The dog-men are coming out of the girl's navel by something that could be an umbilical cord and this seems to represent how one gives birth to one's own low self-esteem by believing the critical, condemning statements of others. Also, the navel corresponds to the third chakra which has to do with issues of self-esteem, one's relationship with the self, and issues of personal power and mammalian politics. One's ability to assert one's will and individuality in the world and the tendency to dominate or be dominated are all third chakra concerns. The internalized voices of self-hatred are crippling to the will and to the ability to assert oneself within the social group.

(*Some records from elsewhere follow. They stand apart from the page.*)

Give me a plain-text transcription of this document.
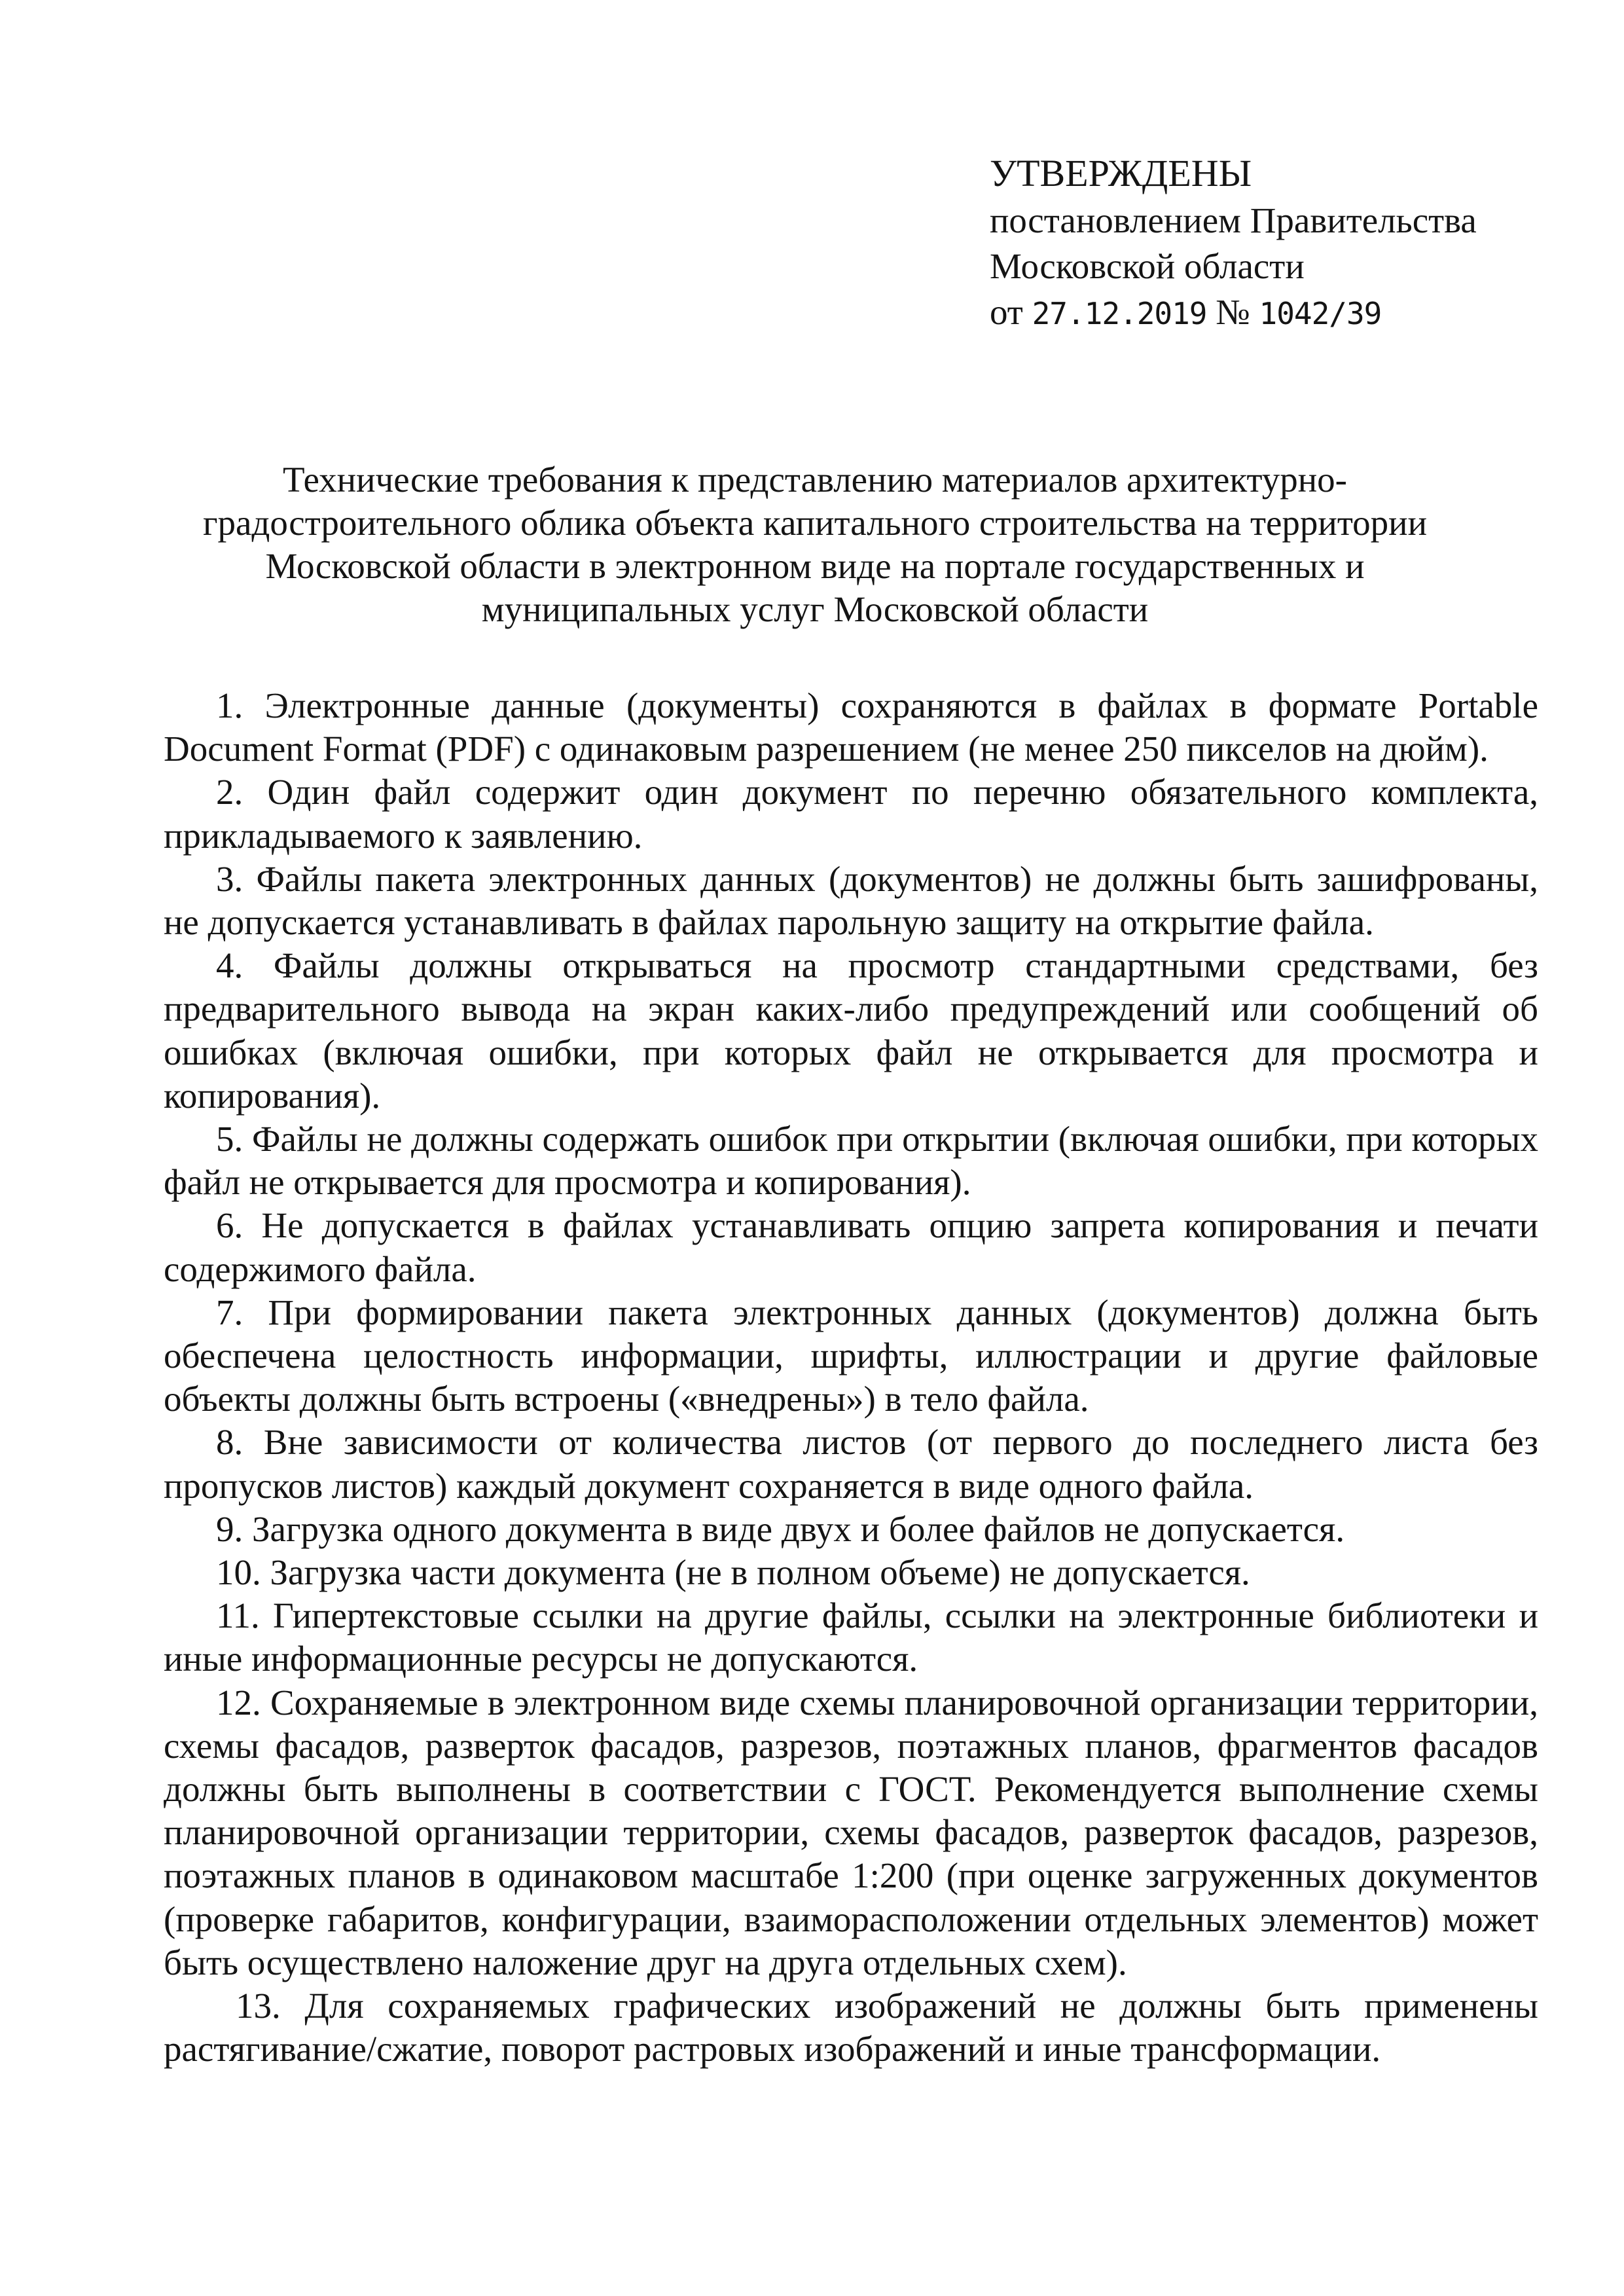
УТВЕРЖДЕНЫ
постановлением Правительства
Московской области
от 27.12.2019 № 1042/39
Технические требования к представлению материалов архитектурно-градостроительного облика объекта капитального строительства на территории Московской области в электронном виде на портале государственных и муниципальных услуг Московской области

1. Электронные данные (документы) сохраняются в файлах в формате Portable Document Format (PDF) с одинаковым разрешением (не менее 250 пикселов на дюйм).

2. Один файл содержит один документ по перечню обязательного комплекта, прикладываемого к заявлению.

3. Файлы пакета электронных данных (документов) не должны быть зашифрованы, не допускается устанавливать в файлах парольную защиту на открытие файла.

4. Файлы должны открываться на просмотр стандартными средствами, без предварительного вывода на экран каких-либо предупреждений или сообщений об ошибках (включая ошибки, при которых файл не открывается для просмотра и копирования).

5. Файлы не должны содержать ошибок при открытии (включая ошибки, при которых файл не открывается для просмотра и копирования).

6. Не допускается в файлах устанавливать опцию запрета копирования и печати содержимого файла.

7. При формировании пакета электронных данных (документов) должна быть обеспечена целостность информации, шрифты, иллюстрации и другие файловые объекты должны быть встроены («внедрены») в тело файла.

8. Вне зависимости от количества листов (от первого до последнего листа без пропусков листов) каждый документ сохраняется в виде одного файла.

9. Загрузка одного документа в виде двух и более файлов не допускается.

10. Загрузка части документа (не в полном объеме) не допускается.

11. Гипертекстовые ссылки на другие файлы, ссылки на электронные библиотеки и иные информационные ресурсы не допускаются.

12. Сохраняемые в электронном виде схемы планировочной организации территории, схемы фасадов, разверток фасадов, разрезов, поэтажных планов, фрагментов фасадов должны быть выполнены в соответствии с ГОСТ. Рекомендуется выполнение схемы планировочной организации территории, схемы фасадов, разверток фасадов, разрезов, поэтажных планов в одинаковом масштабе 1:200 (при оценке загруженных документов (проверке габаритов, конфигурации, взаиморасположении отдельных элементов) может быть осуществлено наложение друг на друга отдельных схем).

13. Для сохраняемых графических изображений не должны быть применены растягивание/сжатие, поворот растровых изображений и иные трансформации.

The figure is female because it was the desire to connect and be in harmony with the people around me that was the most damaged, and these qualities are archetypically female. This desire for relationship is further hampered by the girl being tied to a stake, which also carries connotations of victimization and being scapegoated, which is certainly how I felt as a child.
The background in the image is a dirty, dingy, industrialized cityscape representing the bleak, unfeeling, dehumanized quality that my childhood environment took on.

Fun stuff I know, but it had to be expressed, and there's a raw power in allowing these nightmare images to have their day in the sun. It empowers me because it allows me to externalize these old thoughts and feelings and therefore no longer be controlled by them. I see them for the lies that they are and so become a more balanced and whole person.

Interesting footnote about this image: I used to contribute drawings to a tabloid called BIGnews Art and Literary Journal which was published in NYC and given to the homeless to sell and earn money with. Someone on the staff used this image as the basis for a fictional story about a psychologist's hypnotherapy sessions with a female patient. The story and accompanying picture was printed in the June 2003 issue.